# What color is my GSD?



## ClemsonGirly94 (Feb 4, 2016)

He was sold to me as a black and tan. His dam was bicolor and his sire was white.
He kind of looks sable to me? He just turned 6 months old yesterday so I'm sure his colors are still changing but he doesn't look like a true black and tan to me.

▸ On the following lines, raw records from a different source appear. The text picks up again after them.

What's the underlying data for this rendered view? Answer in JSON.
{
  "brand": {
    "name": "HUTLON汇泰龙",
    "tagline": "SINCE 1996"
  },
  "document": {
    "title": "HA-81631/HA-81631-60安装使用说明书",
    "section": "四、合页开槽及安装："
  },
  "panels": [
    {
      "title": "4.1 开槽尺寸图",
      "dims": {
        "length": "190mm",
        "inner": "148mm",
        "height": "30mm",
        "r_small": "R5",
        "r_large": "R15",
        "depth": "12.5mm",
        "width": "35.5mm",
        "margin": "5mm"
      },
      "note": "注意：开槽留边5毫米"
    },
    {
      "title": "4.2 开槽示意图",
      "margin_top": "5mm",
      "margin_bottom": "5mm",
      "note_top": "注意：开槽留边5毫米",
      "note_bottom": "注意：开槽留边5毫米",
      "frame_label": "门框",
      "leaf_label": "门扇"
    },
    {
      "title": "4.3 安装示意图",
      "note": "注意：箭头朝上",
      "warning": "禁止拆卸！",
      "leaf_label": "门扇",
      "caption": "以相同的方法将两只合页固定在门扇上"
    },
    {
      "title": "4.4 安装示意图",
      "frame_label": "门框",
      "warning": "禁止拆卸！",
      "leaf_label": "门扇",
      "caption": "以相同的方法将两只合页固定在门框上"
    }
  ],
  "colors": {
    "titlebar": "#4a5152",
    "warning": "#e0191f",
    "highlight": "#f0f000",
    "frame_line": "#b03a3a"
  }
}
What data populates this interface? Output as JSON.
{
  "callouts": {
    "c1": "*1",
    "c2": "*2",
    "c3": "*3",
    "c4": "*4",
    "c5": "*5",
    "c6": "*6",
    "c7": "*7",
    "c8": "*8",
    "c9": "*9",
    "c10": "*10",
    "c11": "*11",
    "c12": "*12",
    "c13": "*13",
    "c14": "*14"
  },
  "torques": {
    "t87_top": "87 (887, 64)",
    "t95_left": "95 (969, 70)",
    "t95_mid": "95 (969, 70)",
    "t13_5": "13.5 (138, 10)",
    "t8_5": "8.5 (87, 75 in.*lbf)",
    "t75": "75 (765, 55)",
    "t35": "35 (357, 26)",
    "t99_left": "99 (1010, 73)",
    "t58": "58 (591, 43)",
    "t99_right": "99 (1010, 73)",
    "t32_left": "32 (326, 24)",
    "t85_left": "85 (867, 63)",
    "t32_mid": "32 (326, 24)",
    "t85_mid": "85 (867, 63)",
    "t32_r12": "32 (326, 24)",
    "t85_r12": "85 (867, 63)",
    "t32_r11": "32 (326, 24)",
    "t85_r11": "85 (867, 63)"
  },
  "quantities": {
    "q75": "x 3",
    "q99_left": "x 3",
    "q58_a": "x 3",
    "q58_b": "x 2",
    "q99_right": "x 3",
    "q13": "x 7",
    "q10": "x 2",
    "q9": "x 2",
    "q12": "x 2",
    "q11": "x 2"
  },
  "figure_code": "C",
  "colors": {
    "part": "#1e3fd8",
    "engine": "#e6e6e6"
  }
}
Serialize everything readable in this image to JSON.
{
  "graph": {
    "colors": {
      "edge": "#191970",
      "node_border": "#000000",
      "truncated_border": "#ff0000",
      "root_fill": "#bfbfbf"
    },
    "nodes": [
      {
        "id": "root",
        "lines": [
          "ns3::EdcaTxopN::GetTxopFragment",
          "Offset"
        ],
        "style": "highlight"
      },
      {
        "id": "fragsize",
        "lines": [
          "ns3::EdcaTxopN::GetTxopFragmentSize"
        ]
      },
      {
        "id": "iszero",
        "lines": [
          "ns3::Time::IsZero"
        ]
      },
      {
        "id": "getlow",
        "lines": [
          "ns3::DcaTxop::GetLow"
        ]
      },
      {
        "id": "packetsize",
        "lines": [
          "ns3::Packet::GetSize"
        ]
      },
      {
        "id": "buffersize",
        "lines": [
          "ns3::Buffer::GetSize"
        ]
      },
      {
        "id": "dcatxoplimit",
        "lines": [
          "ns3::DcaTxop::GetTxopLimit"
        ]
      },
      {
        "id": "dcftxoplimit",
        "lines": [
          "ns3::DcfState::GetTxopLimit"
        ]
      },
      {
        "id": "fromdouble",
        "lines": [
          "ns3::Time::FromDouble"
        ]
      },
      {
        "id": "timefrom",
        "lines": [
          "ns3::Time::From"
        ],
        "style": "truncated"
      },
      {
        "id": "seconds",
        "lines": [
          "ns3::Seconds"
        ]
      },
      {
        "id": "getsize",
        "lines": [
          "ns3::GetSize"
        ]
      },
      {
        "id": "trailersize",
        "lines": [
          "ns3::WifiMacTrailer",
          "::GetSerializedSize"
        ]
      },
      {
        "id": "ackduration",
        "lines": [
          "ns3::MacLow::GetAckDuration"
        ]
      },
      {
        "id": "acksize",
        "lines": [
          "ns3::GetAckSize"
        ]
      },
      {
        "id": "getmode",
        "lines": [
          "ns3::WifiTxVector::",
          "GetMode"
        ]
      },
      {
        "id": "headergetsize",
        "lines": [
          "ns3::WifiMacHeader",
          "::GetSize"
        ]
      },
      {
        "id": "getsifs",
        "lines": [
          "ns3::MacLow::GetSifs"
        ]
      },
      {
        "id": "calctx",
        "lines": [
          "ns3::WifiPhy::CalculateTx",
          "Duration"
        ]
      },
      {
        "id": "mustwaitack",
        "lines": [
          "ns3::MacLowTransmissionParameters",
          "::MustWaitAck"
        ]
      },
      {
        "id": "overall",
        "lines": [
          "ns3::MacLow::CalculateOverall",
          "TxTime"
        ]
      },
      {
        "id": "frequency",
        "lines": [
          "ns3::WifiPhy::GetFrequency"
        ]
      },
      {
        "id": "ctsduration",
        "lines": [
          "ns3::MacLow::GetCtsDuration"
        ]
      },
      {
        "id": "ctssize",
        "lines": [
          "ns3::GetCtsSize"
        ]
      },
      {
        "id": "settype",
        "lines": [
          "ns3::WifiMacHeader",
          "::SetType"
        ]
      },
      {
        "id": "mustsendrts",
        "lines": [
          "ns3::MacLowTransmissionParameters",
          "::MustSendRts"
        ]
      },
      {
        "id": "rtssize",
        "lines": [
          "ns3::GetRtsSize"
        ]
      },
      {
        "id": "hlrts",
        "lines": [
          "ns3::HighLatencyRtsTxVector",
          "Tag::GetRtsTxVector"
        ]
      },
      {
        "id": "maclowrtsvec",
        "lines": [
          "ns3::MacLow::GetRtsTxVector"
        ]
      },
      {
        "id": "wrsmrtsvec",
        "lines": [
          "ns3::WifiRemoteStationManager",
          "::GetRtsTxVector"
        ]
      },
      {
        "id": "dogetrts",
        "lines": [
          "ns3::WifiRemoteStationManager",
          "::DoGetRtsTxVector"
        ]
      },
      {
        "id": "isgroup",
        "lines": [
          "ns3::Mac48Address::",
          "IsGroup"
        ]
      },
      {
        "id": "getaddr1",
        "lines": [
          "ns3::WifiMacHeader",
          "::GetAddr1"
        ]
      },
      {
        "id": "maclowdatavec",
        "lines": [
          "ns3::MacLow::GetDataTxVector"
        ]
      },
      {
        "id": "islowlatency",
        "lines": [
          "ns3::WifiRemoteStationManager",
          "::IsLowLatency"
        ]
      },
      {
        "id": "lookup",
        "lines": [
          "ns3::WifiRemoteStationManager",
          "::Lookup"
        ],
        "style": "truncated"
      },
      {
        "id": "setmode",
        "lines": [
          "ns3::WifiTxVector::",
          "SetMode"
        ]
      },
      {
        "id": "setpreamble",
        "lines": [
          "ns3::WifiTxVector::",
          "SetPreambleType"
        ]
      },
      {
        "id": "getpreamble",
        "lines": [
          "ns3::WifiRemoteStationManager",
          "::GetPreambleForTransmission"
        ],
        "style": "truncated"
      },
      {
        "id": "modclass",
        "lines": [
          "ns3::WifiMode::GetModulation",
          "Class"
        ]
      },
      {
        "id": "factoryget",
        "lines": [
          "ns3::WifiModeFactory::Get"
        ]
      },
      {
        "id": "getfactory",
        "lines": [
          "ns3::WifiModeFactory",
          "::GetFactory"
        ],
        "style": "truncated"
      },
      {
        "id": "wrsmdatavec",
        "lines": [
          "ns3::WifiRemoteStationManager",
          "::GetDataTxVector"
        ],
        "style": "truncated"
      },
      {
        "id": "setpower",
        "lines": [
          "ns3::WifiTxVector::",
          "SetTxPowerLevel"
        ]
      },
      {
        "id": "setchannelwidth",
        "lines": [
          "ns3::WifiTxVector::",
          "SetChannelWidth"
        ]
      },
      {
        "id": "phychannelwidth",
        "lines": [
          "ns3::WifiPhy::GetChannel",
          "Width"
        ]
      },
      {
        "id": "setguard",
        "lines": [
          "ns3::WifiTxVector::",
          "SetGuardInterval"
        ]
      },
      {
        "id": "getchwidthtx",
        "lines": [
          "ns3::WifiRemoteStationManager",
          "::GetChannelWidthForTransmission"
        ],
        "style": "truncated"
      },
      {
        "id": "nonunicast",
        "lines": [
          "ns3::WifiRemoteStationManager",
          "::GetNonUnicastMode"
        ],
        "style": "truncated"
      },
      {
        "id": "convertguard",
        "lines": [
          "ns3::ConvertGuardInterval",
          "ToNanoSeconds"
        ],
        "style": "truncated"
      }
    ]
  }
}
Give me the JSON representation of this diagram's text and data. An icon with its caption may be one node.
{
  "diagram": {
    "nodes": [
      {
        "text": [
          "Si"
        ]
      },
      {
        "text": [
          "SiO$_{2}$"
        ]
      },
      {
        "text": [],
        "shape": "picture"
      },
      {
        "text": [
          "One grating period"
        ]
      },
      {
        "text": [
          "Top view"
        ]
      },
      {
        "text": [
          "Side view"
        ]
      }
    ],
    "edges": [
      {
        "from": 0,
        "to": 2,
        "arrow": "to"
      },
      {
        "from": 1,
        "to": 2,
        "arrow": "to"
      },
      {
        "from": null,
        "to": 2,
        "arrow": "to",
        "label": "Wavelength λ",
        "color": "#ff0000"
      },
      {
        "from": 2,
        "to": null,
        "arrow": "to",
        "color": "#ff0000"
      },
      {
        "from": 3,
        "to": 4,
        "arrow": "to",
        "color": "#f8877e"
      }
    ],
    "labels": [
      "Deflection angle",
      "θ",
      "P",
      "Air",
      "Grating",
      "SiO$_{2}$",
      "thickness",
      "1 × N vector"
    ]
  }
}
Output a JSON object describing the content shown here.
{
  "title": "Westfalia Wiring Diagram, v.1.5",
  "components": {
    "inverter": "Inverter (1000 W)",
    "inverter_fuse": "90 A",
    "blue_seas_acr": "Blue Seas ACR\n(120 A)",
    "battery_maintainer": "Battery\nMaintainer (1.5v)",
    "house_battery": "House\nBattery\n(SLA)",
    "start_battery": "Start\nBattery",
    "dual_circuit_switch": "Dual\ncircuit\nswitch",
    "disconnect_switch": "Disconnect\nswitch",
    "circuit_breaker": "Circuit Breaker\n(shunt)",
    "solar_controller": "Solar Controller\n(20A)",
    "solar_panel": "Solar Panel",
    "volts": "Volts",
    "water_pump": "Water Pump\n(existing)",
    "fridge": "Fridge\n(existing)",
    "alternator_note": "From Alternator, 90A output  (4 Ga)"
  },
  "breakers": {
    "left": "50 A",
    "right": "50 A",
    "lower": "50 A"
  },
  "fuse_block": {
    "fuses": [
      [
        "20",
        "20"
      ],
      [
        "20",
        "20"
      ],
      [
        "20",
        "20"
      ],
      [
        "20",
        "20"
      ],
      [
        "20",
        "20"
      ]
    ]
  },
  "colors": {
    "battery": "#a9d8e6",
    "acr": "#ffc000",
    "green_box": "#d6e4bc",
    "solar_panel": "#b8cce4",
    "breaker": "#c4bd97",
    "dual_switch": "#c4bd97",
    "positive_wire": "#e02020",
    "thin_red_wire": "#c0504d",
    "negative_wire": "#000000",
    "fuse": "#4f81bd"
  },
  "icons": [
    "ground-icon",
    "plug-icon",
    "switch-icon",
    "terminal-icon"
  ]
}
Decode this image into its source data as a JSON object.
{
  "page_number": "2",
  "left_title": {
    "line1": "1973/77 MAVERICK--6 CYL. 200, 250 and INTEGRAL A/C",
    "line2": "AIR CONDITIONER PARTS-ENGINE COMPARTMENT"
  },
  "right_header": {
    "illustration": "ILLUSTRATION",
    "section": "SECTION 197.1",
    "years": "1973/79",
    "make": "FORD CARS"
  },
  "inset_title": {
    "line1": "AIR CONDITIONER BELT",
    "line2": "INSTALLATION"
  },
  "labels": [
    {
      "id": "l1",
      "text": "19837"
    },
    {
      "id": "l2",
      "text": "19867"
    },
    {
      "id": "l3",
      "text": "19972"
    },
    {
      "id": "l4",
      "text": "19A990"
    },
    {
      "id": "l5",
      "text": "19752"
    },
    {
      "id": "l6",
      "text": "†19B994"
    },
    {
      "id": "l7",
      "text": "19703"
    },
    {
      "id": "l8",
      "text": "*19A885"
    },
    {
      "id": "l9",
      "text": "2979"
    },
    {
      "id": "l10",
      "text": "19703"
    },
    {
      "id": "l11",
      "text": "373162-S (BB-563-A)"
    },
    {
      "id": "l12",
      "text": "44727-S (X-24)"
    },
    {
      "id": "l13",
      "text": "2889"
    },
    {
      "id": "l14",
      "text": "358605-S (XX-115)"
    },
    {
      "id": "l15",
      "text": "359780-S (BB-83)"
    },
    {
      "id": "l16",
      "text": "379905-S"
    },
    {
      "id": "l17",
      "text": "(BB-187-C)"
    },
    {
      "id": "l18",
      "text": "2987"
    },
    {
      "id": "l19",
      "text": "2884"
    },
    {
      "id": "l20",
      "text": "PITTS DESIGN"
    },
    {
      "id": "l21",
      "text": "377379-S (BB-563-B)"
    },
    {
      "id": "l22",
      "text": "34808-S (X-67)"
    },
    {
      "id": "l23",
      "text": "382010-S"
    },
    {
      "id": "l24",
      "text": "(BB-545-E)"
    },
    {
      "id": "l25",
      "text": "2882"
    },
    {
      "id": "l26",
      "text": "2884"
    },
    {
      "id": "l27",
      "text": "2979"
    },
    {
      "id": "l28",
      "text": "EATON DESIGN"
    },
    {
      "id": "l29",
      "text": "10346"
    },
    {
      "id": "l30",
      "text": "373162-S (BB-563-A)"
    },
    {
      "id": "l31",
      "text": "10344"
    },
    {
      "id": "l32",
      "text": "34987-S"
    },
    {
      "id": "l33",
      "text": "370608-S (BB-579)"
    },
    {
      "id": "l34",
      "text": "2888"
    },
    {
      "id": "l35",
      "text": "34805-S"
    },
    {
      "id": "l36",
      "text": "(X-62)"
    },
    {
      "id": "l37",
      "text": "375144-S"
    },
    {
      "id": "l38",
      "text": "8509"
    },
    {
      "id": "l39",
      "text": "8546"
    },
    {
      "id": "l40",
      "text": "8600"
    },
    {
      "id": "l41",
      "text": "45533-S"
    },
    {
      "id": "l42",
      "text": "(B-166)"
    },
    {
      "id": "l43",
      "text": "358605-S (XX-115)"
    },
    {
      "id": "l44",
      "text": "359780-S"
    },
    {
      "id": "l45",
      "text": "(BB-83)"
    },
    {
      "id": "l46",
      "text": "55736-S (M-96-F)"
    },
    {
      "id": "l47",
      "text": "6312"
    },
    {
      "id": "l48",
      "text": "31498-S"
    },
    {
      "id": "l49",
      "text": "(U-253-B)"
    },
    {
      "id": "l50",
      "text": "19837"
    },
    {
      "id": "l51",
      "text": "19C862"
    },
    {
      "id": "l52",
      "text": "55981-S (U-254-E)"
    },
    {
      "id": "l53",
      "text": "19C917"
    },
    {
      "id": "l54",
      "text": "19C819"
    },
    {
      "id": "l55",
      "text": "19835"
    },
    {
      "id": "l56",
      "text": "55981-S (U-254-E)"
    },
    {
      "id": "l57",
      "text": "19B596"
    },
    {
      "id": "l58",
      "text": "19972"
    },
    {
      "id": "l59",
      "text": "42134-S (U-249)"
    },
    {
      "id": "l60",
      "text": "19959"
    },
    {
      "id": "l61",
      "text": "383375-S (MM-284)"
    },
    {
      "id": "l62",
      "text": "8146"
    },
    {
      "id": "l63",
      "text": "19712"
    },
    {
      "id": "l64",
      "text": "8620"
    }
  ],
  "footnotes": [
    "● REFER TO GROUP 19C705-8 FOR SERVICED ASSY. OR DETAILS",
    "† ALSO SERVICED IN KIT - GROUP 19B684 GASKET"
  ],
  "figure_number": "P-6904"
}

**I apologize to anyone who is squeamish over raw meat diets.**


----------



## lexiz (Apr 4, 2015)

To me, he looks like a Black and Tan blanket. Mine looks very similar.


----------



## ClemsonGirly94 (Feb 4, 2016)

I'll get a picture if I can but on the black blanket on his back, the bottom half of all his hair is as tan as his legs but then the top half of the hair is black. Is that normal for a standard ol' black and tan? That's what made me think sable possibly. I ask because my mom's black and tan is not like that. The black on his back is pure black, not half/half like mine.


----------



## Castlemaid (Jun 29, 2006)

He looks like a patterned sable to me. The sire is probably a sable with the white masking Gene.


----------



## ClemsonGirly94 (Feb 4, 2016)

A little bit better view


----------



## Castlemaid (Jun 29, 2006)

Yup, still sticking Sable - after another look, he might be just a regular sable, not a patterned sable as I originally said.


----------



## the401killer (Dec 10, 2012)

Defiantly a pattern sable. My dogs dam was a pattern sable but she wasn't as dark as yours.


----------